One of the crowning achievements of English autobiography and Victorian prose, Newman's 'Apologia Pro Vita Sua' emerged out of a squabble in print with Charles Kingsley, priest, Regius Professor of History at Cambridge, and author (most famously of 'The Water Babies'). In a review of J. A. Froude's (notably anti-Catholic) 'History of England' appearing in the January 1864 number of 'Macmillan's Magazine', Kingsley included the remark: "Truth, for its own sake, had never been a virtue with the Roman clergy", and that "Father Newman informs us that it need not, and on the whole ought not to be; that cunning is the weapon which Heaven has given to the saints wherewith to withstand the brute male force of the wicked world which marries and is given in marriage". With its cliché of Catholic cunning, its sarcastic swipe at clerical celibacy, as well as its personal slighting of Newman (who had left the Church of England for the Catholic Church in 1845), Kingsley's review prompted a heated correspondence between Kingsley, Newman, and the magazine's editor. Newman published this correspondence (with concluding comments) in pamphlet form, Kingsley quickly responding with his own pamphlet entitled 'What, Then, Does Mr.
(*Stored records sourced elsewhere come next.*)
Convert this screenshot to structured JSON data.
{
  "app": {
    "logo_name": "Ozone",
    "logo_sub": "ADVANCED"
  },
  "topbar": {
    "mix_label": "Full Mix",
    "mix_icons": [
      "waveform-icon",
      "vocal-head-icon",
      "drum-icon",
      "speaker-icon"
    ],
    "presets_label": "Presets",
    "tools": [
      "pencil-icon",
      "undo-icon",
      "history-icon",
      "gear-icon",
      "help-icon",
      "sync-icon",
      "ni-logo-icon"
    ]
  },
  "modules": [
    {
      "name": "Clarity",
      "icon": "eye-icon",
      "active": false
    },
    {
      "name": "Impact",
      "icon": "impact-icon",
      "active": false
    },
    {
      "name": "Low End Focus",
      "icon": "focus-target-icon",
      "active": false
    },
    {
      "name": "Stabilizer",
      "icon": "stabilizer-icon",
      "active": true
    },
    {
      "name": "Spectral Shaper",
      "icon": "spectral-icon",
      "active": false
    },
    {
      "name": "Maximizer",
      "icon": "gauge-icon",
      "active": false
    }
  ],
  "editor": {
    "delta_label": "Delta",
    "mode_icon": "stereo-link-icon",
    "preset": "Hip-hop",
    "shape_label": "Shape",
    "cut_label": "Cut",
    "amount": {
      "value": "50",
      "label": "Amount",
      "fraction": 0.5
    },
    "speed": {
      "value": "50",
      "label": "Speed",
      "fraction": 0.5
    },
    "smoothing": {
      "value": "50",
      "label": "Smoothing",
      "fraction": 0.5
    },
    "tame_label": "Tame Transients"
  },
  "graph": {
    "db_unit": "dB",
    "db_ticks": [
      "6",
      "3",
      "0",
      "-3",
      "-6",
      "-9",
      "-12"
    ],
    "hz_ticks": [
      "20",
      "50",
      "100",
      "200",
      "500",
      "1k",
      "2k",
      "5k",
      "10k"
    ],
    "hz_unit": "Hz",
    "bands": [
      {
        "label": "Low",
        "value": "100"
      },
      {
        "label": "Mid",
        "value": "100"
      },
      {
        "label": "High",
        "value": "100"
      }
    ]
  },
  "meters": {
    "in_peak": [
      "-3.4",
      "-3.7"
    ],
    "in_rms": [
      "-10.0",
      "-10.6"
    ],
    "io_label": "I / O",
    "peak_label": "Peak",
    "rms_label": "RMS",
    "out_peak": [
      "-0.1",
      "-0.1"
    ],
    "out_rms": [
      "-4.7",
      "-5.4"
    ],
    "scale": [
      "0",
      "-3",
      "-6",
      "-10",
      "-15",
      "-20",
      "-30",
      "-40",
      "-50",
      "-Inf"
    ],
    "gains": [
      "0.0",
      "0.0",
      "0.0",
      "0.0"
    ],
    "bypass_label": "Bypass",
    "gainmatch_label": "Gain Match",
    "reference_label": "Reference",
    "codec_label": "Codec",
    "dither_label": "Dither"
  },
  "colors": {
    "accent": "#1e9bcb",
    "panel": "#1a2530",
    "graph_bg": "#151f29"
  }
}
Newman Mean?' (in March). The spat with Kingsley encouraged Newman to write something more substantial, "a survey of my whole course", no less, "which I should not be sorry for, tho' I dread the wear and tear of it" (he wrote in a letter). The 'Apologia', the most personal thing he would ever write, was written at remarkable speed ("My fingers have been walking nearly 20 miles a day") and published in weekly pamphlet form by Longman, Roberts and Green. In keeping with the speed of composition, the eight pamphlets were issued in book-form (with minor corrections) the same year, also by Longman. The work, which has been in print ever since, is now recognised as one of the great nineteenth century English autobiographies (along with those by, among others, Carlyle, Mill, Darwin, and Ruskin), as well as an addition to the tradition of English spiritual biography going back to Julian of Norwich and Bunyan (not to speak of a wider tradition reaching back to Augustine's 'Confessions'). (Ian Ker, 'John Henry Newman: A Biography', Oxford: 1988; Blehl A1b).